The first is that since 2018, Mir Shakil-ur-Rehman, the public face and owner of the country’s largest media group, has found himself in the bad books of Prime Minister Imran Khan. In that year, Mr. Khan defeated incumbent Nawaz Sharif in a general election, but accused Mr. Rehman’s Jang Media Group of having backed Sharif. In the years since, Mir Shakil-ur-Rehman’s Geo TV channel has also drawn Khan’s ire for refusing censorship, giving a platform to members of the opposition, and criticizing the government’s policies, especially the response to the Covid-19 pandemic. 

So while certainly the most audacious, the arrest of Mr. Shakil-ur-Rehman is not the first time PM Imran Khan has attempted to frighten or otherwise silence the voice of the Jang Group. The Government has pulled advertisements in order to cut off a valuable source of revenue and sent Geo TV reporters, producers, and editors threats of shutdown in response to efforts of investigative journalism. It has both shut off Jang Group Media channels completely, or forced cable operators to alter and demote their channel listings so as to make ‘tuning in’ a more difficult task. 

And while this first trend is troubling, it is in light of the second trend — the extension of such hostile treatment to other occupants of the media space — that it becomes more necessary to call into into question the political integrity of Prime Minister Imran. 

Crucially, the Government demonstrates antagonism and aggression towards forms of media that host figures or politicians from the political and ideological opposition. In 2019, three other Pakistan TV news channels, AbbTakk TV, 24 News, and Capital TV, were taken off  the air for days following live interviews with Maryam Sharif, the daughter of former Prime Minister Nawaz Sharif. After a May 2018 interview (also) with Nawaz Sharif in the run up to elections, the distribution of the leading daily newspaper, Dawn, was stifled both legally, through an injunction from the Press Council of Pakistan, and on the ground, physically, as vans and hawkers distributing its copies were denied entry to a number of cities and towns by Government and military officials. The same technique of cutting advertising in order to stop up a financial life-flow was also extended to Dawn, especially in July of 2019, after the paper published remarks made by Prime Minister Imran Khan in which he admitted the usage of Pakistan’s soil by terrorists to launch attacks into Iran, a claim that Pakistan’s military had vehemently denied.

It bears mentioning that the concern expressed on this forum at the plight of Mir Shakil-ur-Rehman is by no means unique or singular. In fact it is at the root of the statements of more than seventy-four media and human rights organizations, including the Committee to Protect Journalists, Reporters Without Borders, and the World Editors Forum, who have all written to PM Imran Khan to ask for the journalist’s release. 

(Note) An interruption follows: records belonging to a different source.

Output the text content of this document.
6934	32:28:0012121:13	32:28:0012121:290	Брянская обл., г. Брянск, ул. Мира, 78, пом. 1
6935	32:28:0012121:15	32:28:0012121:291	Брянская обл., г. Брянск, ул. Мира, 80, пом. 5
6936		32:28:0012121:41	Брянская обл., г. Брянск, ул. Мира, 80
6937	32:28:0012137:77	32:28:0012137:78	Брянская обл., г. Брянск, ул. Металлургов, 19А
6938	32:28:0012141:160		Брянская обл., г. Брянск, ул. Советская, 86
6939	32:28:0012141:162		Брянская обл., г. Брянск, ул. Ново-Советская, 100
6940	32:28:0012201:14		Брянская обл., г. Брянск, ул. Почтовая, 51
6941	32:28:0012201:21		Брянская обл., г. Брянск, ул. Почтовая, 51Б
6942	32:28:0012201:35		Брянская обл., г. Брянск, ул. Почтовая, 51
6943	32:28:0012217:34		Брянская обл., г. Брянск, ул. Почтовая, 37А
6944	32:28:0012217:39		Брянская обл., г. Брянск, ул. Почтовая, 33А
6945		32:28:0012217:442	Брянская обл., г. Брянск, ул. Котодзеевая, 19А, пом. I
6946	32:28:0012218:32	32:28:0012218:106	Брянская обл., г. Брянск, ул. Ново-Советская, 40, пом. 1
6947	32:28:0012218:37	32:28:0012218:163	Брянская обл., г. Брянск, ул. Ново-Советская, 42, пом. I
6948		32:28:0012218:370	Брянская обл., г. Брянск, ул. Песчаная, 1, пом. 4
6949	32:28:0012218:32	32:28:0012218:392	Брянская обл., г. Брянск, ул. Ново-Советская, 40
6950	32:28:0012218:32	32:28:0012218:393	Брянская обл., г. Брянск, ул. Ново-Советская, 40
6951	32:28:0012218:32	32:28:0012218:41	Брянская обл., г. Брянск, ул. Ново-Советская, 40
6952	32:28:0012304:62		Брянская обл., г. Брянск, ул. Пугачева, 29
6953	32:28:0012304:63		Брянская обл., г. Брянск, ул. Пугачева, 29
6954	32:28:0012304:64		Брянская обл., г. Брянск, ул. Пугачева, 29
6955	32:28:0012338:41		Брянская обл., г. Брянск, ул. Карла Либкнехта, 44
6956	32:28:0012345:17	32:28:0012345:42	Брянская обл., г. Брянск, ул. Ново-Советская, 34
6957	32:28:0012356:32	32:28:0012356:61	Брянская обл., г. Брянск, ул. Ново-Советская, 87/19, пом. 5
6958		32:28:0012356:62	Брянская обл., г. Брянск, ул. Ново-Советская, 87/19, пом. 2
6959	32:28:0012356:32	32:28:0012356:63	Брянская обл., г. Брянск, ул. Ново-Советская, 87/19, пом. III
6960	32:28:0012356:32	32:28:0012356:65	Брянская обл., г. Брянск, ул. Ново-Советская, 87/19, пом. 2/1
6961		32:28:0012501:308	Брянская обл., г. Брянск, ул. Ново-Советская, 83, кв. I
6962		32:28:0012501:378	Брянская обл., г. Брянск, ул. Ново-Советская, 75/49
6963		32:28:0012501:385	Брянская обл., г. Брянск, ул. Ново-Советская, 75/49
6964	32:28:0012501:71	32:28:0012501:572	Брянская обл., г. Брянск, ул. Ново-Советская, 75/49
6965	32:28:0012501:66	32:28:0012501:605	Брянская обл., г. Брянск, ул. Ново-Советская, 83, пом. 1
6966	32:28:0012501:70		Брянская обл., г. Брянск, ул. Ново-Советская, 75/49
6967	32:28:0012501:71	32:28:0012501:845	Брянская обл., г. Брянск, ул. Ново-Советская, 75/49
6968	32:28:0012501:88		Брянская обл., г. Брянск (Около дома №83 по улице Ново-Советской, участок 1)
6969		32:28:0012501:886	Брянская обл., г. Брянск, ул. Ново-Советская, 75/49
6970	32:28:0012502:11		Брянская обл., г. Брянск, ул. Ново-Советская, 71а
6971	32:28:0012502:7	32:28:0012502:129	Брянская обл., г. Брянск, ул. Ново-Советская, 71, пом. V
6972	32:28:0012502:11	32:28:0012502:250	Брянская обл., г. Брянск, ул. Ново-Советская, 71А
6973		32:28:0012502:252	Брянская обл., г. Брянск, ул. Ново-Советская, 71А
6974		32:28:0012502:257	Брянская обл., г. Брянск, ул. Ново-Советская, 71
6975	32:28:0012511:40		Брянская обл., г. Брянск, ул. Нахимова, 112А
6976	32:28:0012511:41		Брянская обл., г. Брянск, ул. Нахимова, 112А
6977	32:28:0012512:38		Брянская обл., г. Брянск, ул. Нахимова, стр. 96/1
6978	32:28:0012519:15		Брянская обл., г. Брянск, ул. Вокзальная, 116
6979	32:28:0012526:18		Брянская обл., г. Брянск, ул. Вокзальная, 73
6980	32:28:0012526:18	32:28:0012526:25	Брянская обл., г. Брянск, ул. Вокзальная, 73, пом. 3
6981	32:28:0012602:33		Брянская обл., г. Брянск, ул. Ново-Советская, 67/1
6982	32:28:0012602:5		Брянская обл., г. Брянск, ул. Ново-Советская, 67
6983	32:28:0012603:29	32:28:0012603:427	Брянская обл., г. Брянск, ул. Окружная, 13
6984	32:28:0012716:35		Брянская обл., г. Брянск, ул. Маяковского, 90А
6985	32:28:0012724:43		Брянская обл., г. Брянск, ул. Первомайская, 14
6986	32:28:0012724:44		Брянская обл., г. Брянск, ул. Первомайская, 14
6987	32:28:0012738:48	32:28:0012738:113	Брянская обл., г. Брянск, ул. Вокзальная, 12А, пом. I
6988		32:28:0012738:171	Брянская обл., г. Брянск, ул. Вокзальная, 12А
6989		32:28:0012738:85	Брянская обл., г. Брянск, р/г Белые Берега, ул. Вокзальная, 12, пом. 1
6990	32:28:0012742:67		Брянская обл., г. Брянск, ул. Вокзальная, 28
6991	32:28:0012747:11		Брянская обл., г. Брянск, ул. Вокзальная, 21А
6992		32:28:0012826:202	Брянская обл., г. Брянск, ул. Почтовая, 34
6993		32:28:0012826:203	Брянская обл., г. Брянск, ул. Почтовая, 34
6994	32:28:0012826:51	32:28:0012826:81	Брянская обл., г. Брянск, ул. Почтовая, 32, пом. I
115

When members of the media are unfairly forced to bear the burden of partisanship and are made suffer for doing no more than their job, it is worth speaking out against. The voices of journalists oftentimes convey no more than the feelings, anxieties, and emotions of their readers, of a given country’s citizens. It may be easy for the Government of Imran Khan to try to silence those who most vocally give voice to his nation’s simmering discontent, but it is not right. For that reason we earnestly call on Pakistan’s Prime Minister Imran Khan to release Mir Shakil-ur-Rehman, so that his life may not suffer for the sake of the nation’s politics.